Because the date of the televised Leaders’ Debate was not confirmed until well into the campaign, it has been even more difficult than usual to book a location for a local meeting, although we have been working on this since the election was called. Venues are virtually impossible to book at short notice, with many end-of-school-year and sports events taking place.

Together with the Don Mills, York Mills, St. Andrews, and Edwards Gardens Ratepayer Associations, who had – purely on spec – booked St. Bonaventure Church on Leslie Street for June 9, we attempted to match candidate (or representative) availability with the only date still available. June 9 is only three days before Election Day, and candidates and party representatives are committed elsewhere. It may be of interest to note that none of the three party leaders have participated in All Candidates meetings in their home ridings during this election.

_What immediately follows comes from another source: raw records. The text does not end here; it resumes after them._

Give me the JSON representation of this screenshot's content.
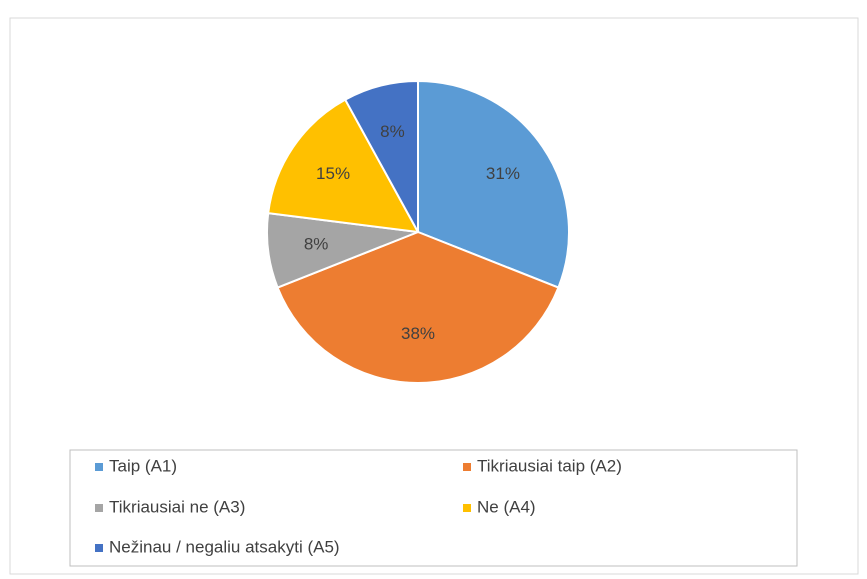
{
  "chart_data": {
    "type": "pie",
    "categories": [
      "Taip (A1)",
      "Tikriausiai taip (A2)",
      "Tikriausiai ne (A3)",
      "Ne (A4)",
      "Nežinau / negaliu atsakyti (A5)"
    ],
    "values": [
      31,
      38,
      8,
      15,
      8
    ],
    "value_labels": [
      "31%",
      "38%",
      "8%",
      "15%",
      "8%"
    ],
    "colors": [
      "#5b9bd5",
      "#ed7d31",
      "#a5a5a5",
      "#ffc000",
      "#4472c4"
    ],
    "legend": "bottom"
  }
}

A lot of time and effort went into trying to arrange this meeting. We are disappointed that there will not be an LPOA All Candidates meeting, but it certainly has not been for want of trying.

Provincial all-candidates meeting

You’ve been asking if the LPOA will be holding an All Candidates’ meeting in Leaside for the upcoming provincial election.

The answer is: no, with regret.

We have tried to arrange one, but it has not been possible: our MPP is also the Premier, and her travel schedule across Ontario means there was not an available evening when the candidates would be able to attend.

However, there will be a televised Leaders’ Debate on June 3, to which we can refer you.

Looking ahead, the LPOA is already planning two All Candidates’ meetings for the October municipal election. There will be one meeting for the Mayoral candidates, and another for councilor candidates. The Leaside Gardens is reserving the William Lea Room for the dates currently being considered by the Mayoral campaign teams, and we will be announcing details once confirmed.